Stable VA (n = 24) | Gain ≥1 Line (n = 23) | Loss ≤1 Line (n = 15) | P Value | |
---|---|---|---|---|
Age (y), median (IQR) | 79.5 (77–86.5) | 81 (73–85) | 83 (76–89) | .3999 |
Female sex, n (%) | 5 (20.8) | 12 (52.2) | 6 (40.0) | .0822 |
Phakic status, n (%) | .5357 | |||
Phakic | 9 (37.5) | 7 (30.4) | 3 (20.0) | |
Pseudophakic | 15 (62.5) | 16 (69.6) | 12 (80.0) | |
History of vitrectomy, n (%) | .0221 | |||
Vitrectomized | 19 (79.2) | 23 (100.0) | 15 (100.0) | |
Nonvitrectomized | 5 (20.8) | 0 (0.0) | 0 (0.0) | |
Number of recurrences, median (IQR) | 2 (2–2.5) | 2 (2–3) | 2 (2–3) | .8392 |
Duration of persistent fluid (in months), median (IQR) | 5 (5–9) | 5 (5–9) | 5 (5–6) | .8739 |
Previous injections, a median (IQR) | 12 (7–21) | 13 (10–26) | 12 (8–22) | .7552 |
Type of fluid, n (%) | .6493 | |||
IRF | 10 (41.7) | 9 (39.1) | 8 (53.3) | |
SRF | 13 (54.2) | 12 (52.2) | 5 (33.3) | |
Both (IRF and SRF) | 1 (4.2) | 2 (8.7) | 2 (13.3) | |
ELM disruption (%), mean (median; IQR) | 50 (15–95) | 35 (10–90) | 60 (25–80) | .7960 |
IS/OS disruption (%), mean (median; IQR) | 77.5 (52.5–100) | 75 (70–90) | 70 (50–100) | .9222 |
At the 1-year follow-up, 17 eyes (27.0%) had stable VA, and 25.4% (16 eyes) gained and 44.4% (28 eyes) lost at least 1 line of ETDRS VA. Descriptive characteristics of eyes according to the distribution of visual acuity at 1 year are summarized in Table 4 . Gainers were younger (median age 75 years, IQR 72.5–82) compared with the patients that had stable VA (median age 82 years, IQR 77–87) or lost at least 1 line (median age 83 years, IQR 78–89) ( P = .0113).

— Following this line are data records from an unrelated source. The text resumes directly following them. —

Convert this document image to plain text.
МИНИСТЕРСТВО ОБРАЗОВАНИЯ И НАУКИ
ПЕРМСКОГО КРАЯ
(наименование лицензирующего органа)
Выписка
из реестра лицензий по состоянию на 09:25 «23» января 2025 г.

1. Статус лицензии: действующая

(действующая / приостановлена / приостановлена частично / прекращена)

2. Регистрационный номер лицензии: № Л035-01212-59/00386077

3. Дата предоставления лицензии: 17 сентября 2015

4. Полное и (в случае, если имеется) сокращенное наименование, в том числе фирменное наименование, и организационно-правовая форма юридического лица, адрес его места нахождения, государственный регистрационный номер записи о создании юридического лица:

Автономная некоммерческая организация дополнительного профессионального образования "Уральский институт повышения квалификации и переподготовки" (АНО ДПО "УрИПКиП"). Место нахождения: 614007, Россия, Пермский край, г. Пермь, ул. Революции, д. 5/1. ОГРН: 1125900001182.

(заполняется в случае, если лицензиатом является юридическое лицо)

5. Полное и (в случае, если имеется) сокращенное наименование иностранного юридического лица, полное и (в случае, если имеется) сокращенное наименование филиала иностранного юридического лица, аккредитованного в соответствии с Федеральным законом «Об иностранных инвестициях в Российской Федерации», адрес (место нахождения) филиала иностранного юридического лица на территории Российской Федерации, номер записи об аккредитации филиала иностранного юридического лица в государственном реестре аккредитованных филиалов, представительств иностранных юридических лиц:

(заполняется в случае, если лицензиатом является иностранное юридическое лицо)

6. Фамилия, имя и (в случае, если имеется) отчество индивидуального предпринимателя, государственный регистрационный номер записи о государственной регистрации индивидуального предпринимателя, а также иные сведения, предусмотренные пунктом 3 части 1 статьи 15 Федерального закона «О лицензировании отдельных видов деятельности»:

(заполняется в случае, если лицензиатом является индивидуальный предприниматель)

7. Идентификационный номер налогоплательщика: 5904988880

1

Similar to the 6-month follow-up, 100% of gainers at the 1-year follow-up visit were nonvitrectomized eyes, and 80.0% of vitrectomized eyes (n = 4) still had stable VA at 1 year. Among eyes that gained VA, 81.3% had SRF (13 of 16 eyes) and 12.5% had IRF (2 of 16 eyes), and among eyes that lost at least 1 line, 53.6% had IRF (15 of 28 eyes) and 35.7% had SRF (10 of 28 eyes). Gainers had significantly less ELM disruption (median of 20%, IQR 10–55), compared with eyes that had stable VA (median of 60%, IQR 20–100) and eyes that lost VA (median of 67.5%, IQR 27.5–95) ( P = .0393). A similar nonsignificant trend in the degree of photoreceptor inner segment/outer segment disruption was noted, with gainers having less IS/OS disruption ( P = .2018).